The roots of the club lie in Hoover’s works in Pentrebach near Merthyr Tydfil, and as Hoover Sports the works team plied its trade in the South Wales Amateur League. The factory was famous for being where Clive Sinclair’s infamous C5 car was produced under licence here with Hoover eventually suing Sinclair for £1.5 million of debt with the C5 failed to sell. When Hoover was bought out by Candy, and the parent company sold the works ground the club groundshared at Merthyr Tydfil with the factory finally closing in 2009.
At Penydarren Park, the club won the SWAL for the third time, and won promotion to the Welsh League thereby providing the quirk of simultaneous English and Welsh pyramid football being played on the same ground. However by 2000 Hoover Sports lacked either support from Candy, and with the club losing money playing at a ground larger than their needs they opted to rebrand themselves and move north of Merthyr, to Pant, just the other side of the A465 “Heads of the Valleys Road,” to another former works ground.
ICI had a plant in nearby Dowlais used mainly for the production of ammonia for use in armaments – presumably that’s where the “rifle” name comes from. The plant closed in 1963, and its sports facility ended up being taken on by the local council. It took £500,000 to improve the place for Merthyr Saints to able to move in. These days the ground does look a little careworn but the Polish graffiti is fascinating!
The club were relegated from the Welsh League in 2009, and have settled back into the Amateur, now Alliance League. I was fortunate enough to be able to watch this game with Richard Rundle curator of the excellent Football Club History Database website which seems supply much of the data for so many blogs without the authors ever crediting Richard for his invaluable work.
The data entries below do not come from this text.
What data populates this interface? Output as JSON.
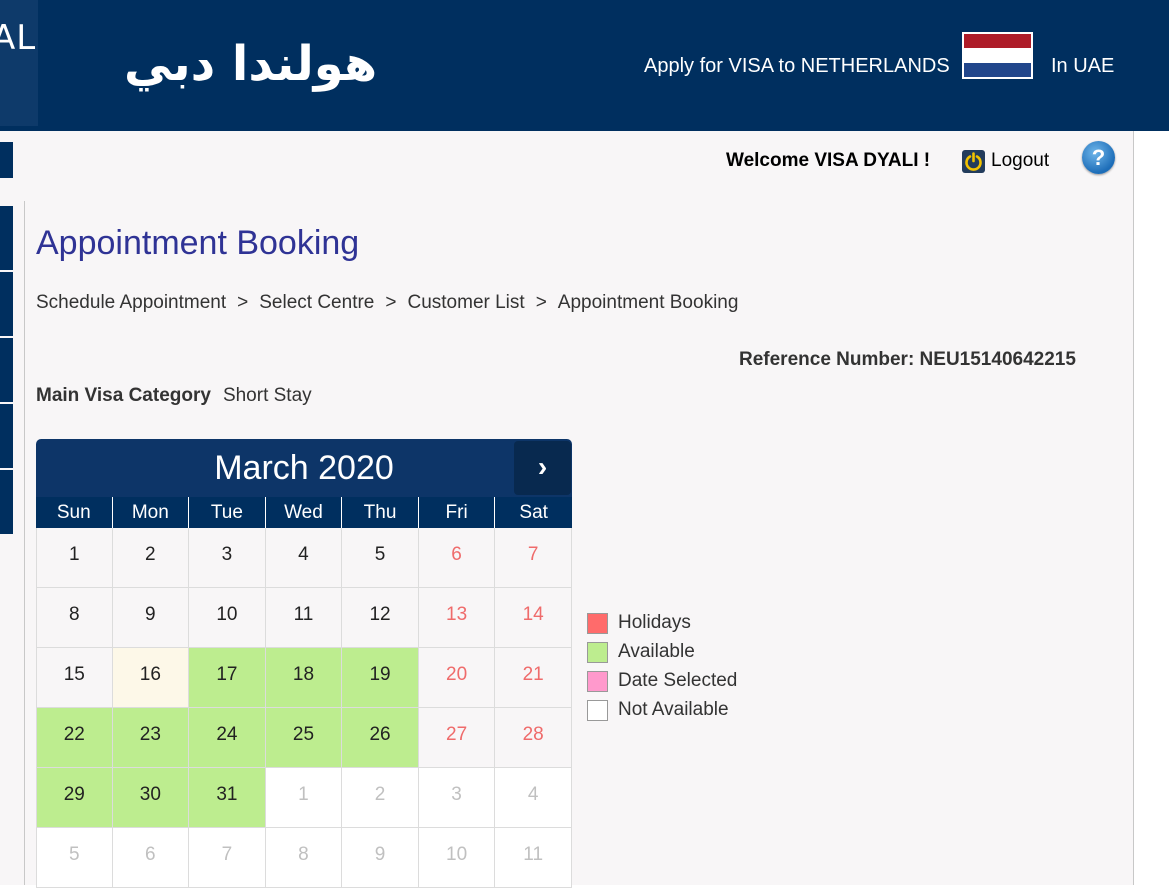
{
  "header": {
    "logo_text": "AL",
    "arabic_title": "هولندا دبي",
    "apply_text": "Apply for VISA to NETHERLANDS",
    "location_text": "In UAE",
    "flag_colors": [
      "#ae1c28",
      "#ffffff",
      "#21468b"
    ]
  },
  "topbar": {
    "welcome": "Welcome VISA DYALI !",
    "logout_label": "Logout",
    "power_icon": "power-icon",
    "help_icon": "help-icon",
    "help_glyph": "?"
  },
  "page": {
    "title": "Appointment Booking",
    "breadcrumb": [
      "Schedule Appointment",
      "Select Centre",
      "Customer List",
      "Appointment Booking"
    ],
    "breadcrumb_separator": ">",
    "reference": "Reference Number: NEU15140642215",
    "visa_category_label": "Main Visa Category",
    "visa_category_value": "Short Stay"
  },
  "calendar": {
    "month_title": "March 2020",
    "next_glyph": "›",
    "weekdays": [
      "Sun",
      "Mon",
      "Tue",
      "Wed",
      "Thu",
      "Fri",
      "Sat"
    ],
    "weeks": [
      [
        {
          "d": "1",
          "s": ""
        },
        {
          "d": "2",
          "s": ""
        },
        {
          "d": "3",
          "s": ""
        },
        {
          "d": "4",
          "s": ""
        },
        {
          "d": "5",
          "s": ""
        },
        {
          "d": "6",
          "s": "holiday"
        },
        {
          "d": "7",
          "s": "holiday"
        }
      ],
      [
        {
          "d": "8",
          "s": ""
        },
        {
          "d": "9",
          "s": ""
        },
        {
          "d": "10",
          "s": ""
        },
        {
          "d": "11",
          "s": ""
        },
        {
          "d": "12",
          "s": ""
        },
        {
          "d": "13",
          "s": "holiday"
        },
        {
          "d": "14",
          "s": "holiday"
        }
      ],
      [
        {
          "d": "15",
          "s": ""
        },
        {
          "d": "16",
          "s": "today"
        },
        {
          "d": "17",
          "s": "avail"
        },
        {
          "d": "18",
          "s": "avail"
        },
        {
          "d": "19",
          "s": "avail"
        },
        {
          "d": "20",
          "s": "holiday"
        },
        {
          "d": "21",
          "s": "holiday"
        }
      ],
      [
        {
          "d": "22",
          "s": "avail"
        },
        {
          "d": "23",
          "s": "avail"
        },
        {
          "d": "24",
          "s": "avail"
        },
        {
          "d": "25",
          "s": "avail"
        },
        {
          "d": "26",
          "s": "avail"
        },
        {
          "d": "27",
          "s": "holiday"
        },
        {
          "d": "28",
          "s": "holiday"
        }
      ],
      [
        {
          "d": "29",
          "s": "avail"
        },
        {
          "d": "30",
          "s": "avail"
        },
        {
          "d": "31",
          "s": "avail"
        },
        {
          "d": "1",
          "s": "other"
        },
        {
          "d": "2",
          "s": "other"
        },
        {
          "d": "3",
          "s": "other"
        },
        {
          "d": "4",
          "s": "other"
        }
      ],
      [
        {
          "d": "5",
          "s": "other"
        },
        {
          "d": "6",
          "s": "other"
        },
        {
          "d": "7",
          "s": "other"
        },
        {
          "d": "8",
          "s": "other"
        },
        {
          "d": "9",
          "s": "other"
        },
        {
          "d": "10",
          "s": "other"
        },
        {
          "d": "11",
          "s": "other"
        }
      ]
    ]
  },
  "legend": [
    {
      "label": "Holidays",
      "color": "#ff6b6b"
    },
    {
      "label": "Available",
      "color": "#bded8f"
    },
    {
      "label": "Date Selected",
      "color": "#ff99cc"
    },
    {
      "label": "Not Available",
      "color": "#ffffff"
    }
  ]
}
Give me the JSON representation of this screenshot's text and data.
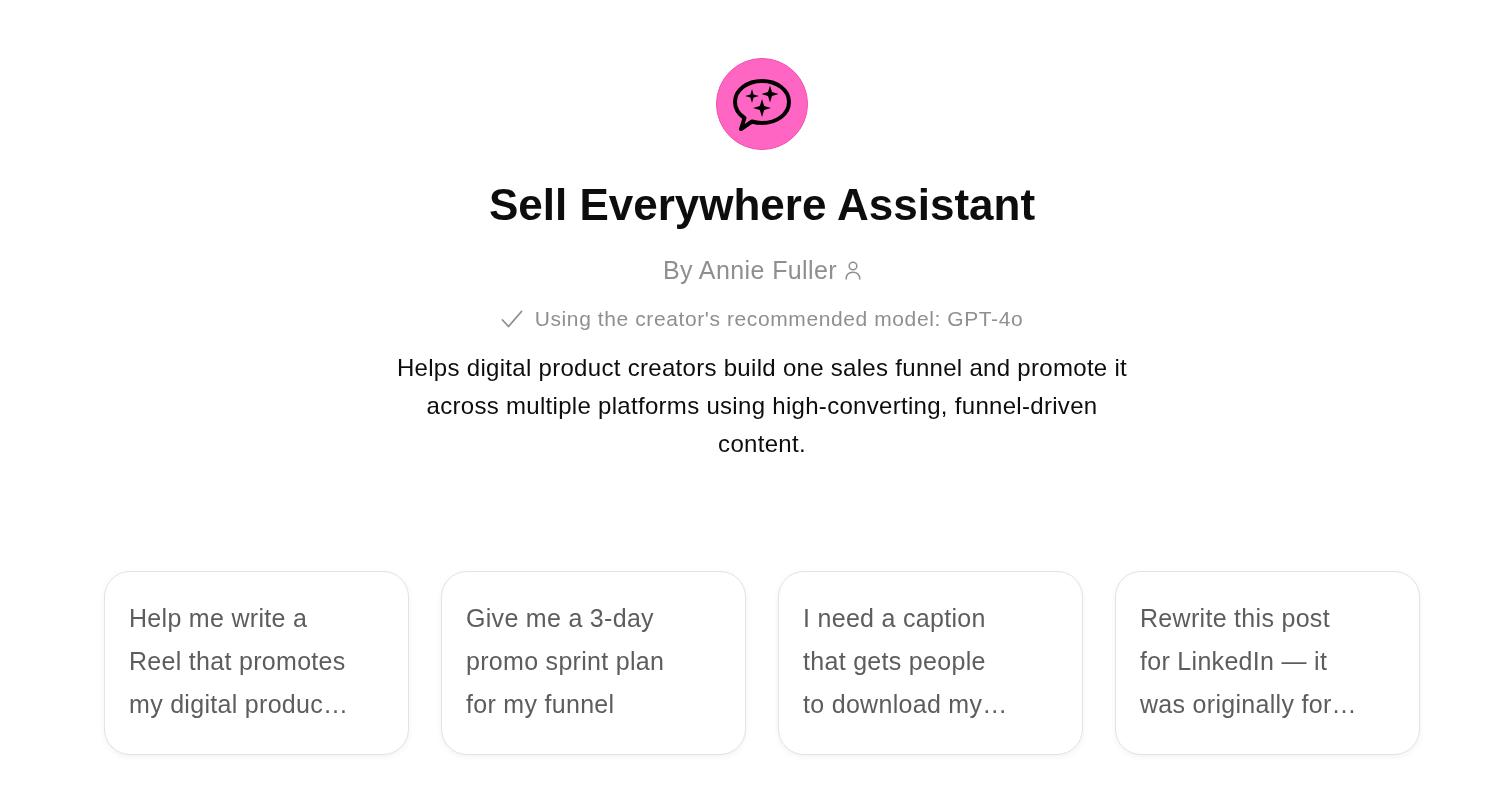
{
  "assistant": {
    "name": "Sell Everywhere Assistant",
    "author": "By Annie Fuller",
    "model_note": "Using the creator's recommended model: GPT-4o",
    "description": "Helps digital product creators build one sales funnel and promote it across multiple platforms using high-converting, funnel-driven content."
  },
  "conversation_starters": [
    {
      "lines": [
        "Help me write a",
        "Reel that promotes",
        "my digital produc…"
      ]
    },
    {
      "lines": [
        "Give me a 3-day",
        "promo sprint plan",
        "for my funnel"
      ]
    },
    {
      "lines": [
        "I need a caption",
        "that gets people",
        "to download my…"
      ]
    },
    {
      "lines": [
        "Rewrite this post",
        "for LinkedIn — it",
        "was originally for…"
      ]
    }
  ]
}
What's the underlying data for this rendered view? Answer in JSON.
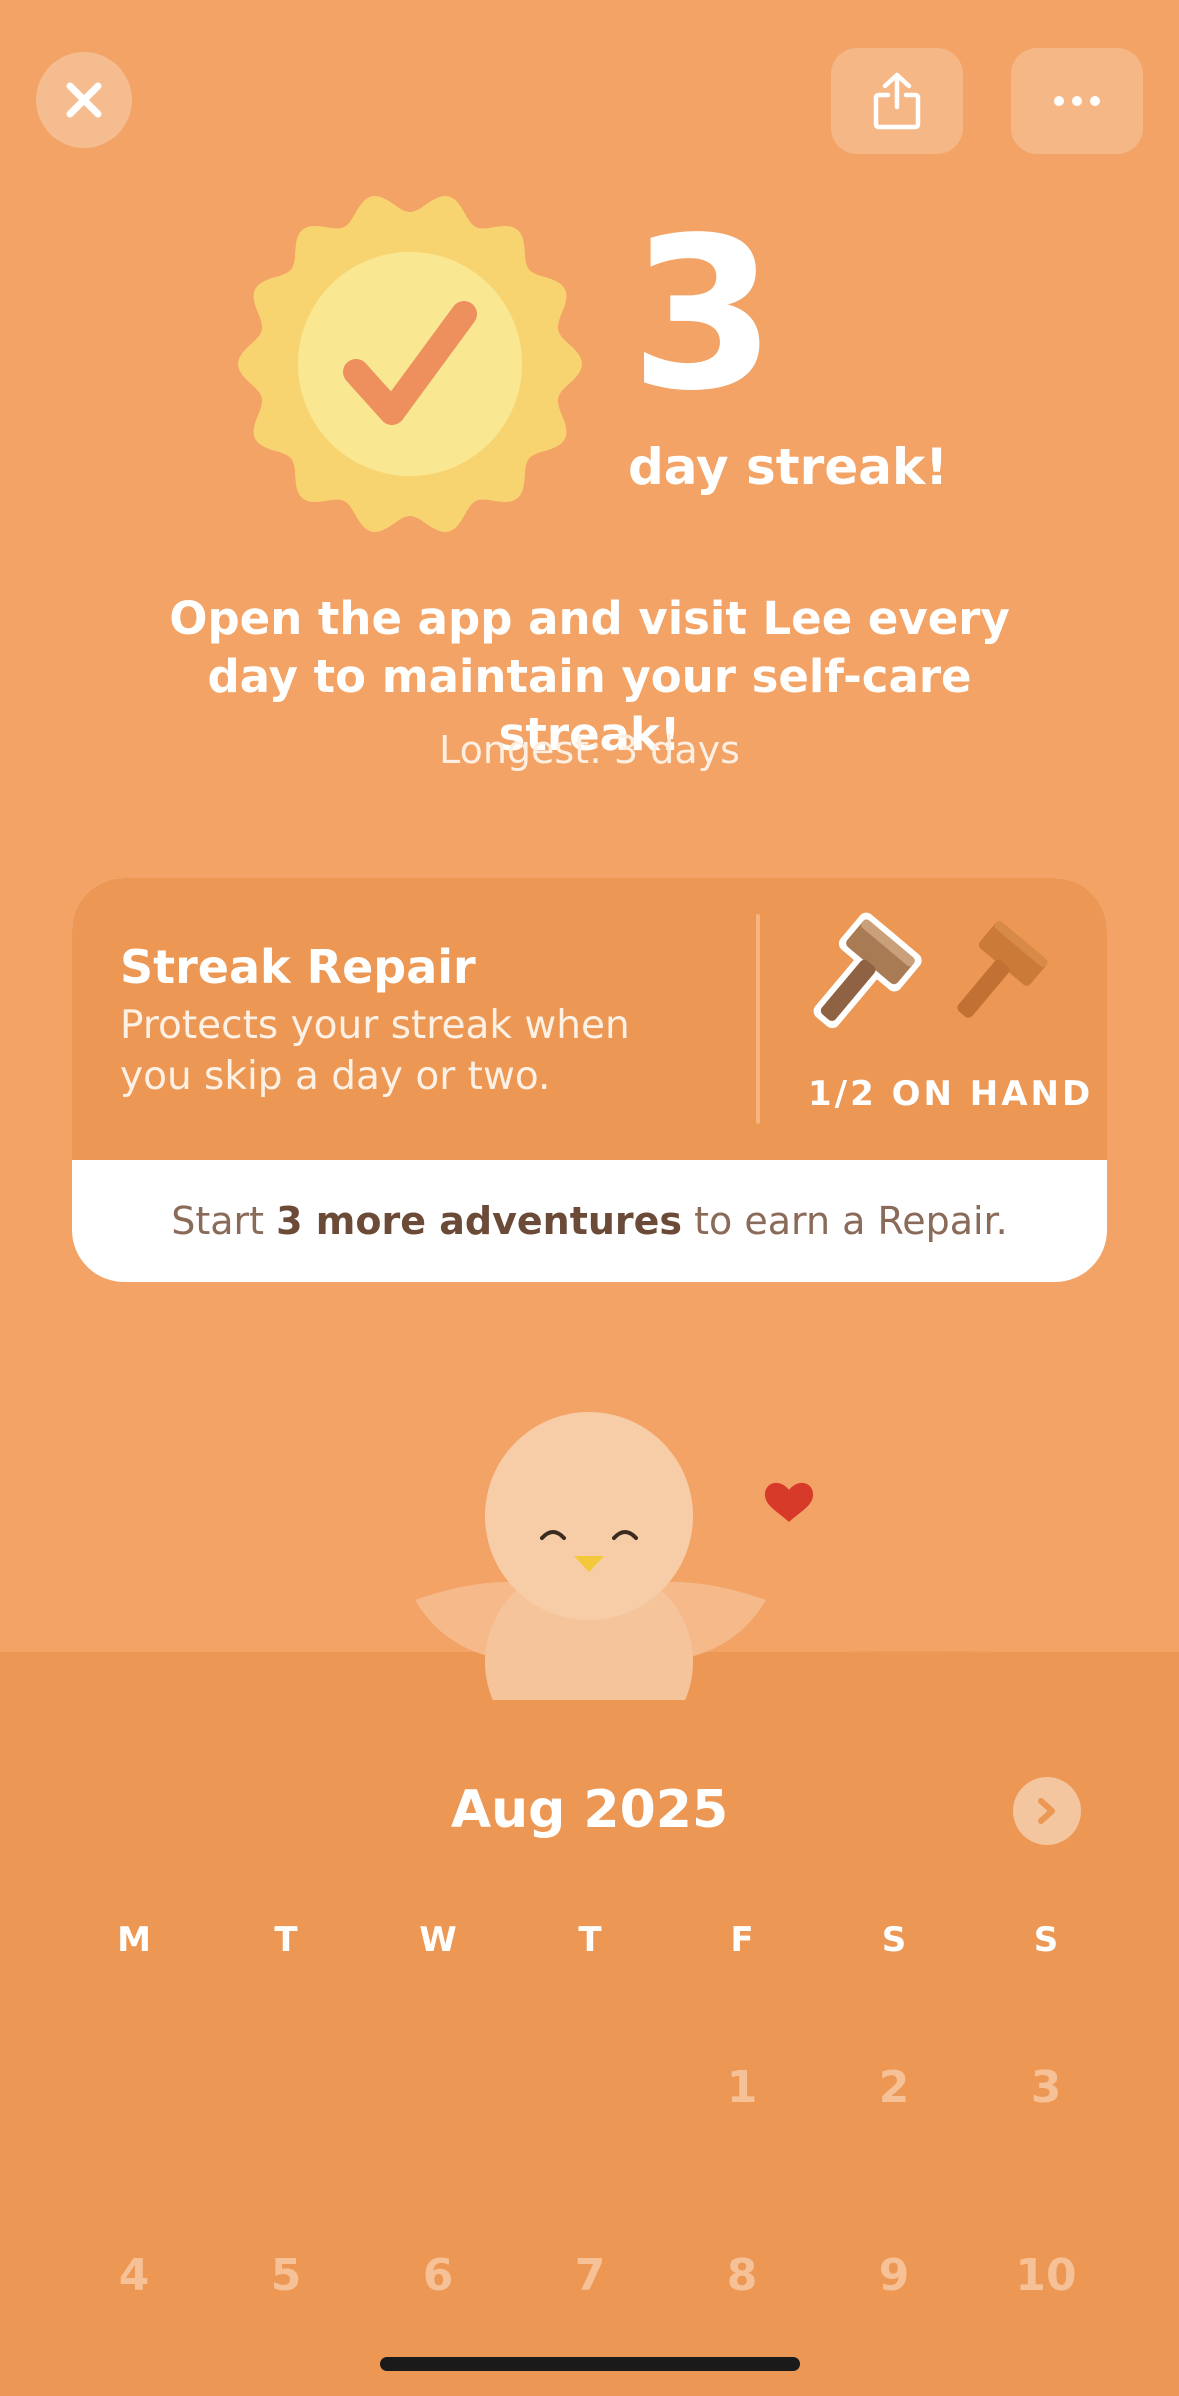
{
  "header": {
    "close_icon": "close-icon",
    "share_icon": "share-icon",
    "more_icon": "more-icon"
  },
  "streak": {
    "count": "3",
    "label": "day streak!",
    "description": "Open the app and visit Lee every day to maintain your self-care streak!",
    "longest": "Longest: 3 days"
  },
  "repair_card": {
    "title": "Streak Repair",
    "subtitle": "Protects your streak when you skip a day or two.",
    "on_hand": "1/2 ON HAND",
    "cta_prefix": "Start ",
    "cta_bold": "3 more adventures",
    "cta_suffix": " to earn a Repair."
  },
  "calendar": {
    "month": "Aug 2025",
    "weekdays": [
      "M",
      "T",
      "W",
      "T",
      "F",
      "S",
      "S"
    ],
    "weeks": [
      [
        "",
        "",
        "",
        "",
        "1",
        "2",
        "3"
      ],
      [
        "4",
        "5",
        "6",
        "7",
        "8",
        "9",
        "10"
      ]
    ]
  },
  "colors": {
    "background": "#F2A365",
    "card_top": "#EC9753",
    "badge_sun": "#F8D470",
    "check": "#EE8F5E"
  }
}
The game was typical end of season fayre, with two sides with little or nothing to play for still slugging it out with total commitment, that’s the way in the Valleys. James’ four goals won it for the Saints but it was as much a game decided by errors as it was by any one individual performance.
In the final analysis it was good to see two clubs I have time for, Grange were fine hosts for us back in 2016, simply enjoy a competitive game of football. And when you think about it, what more do you need?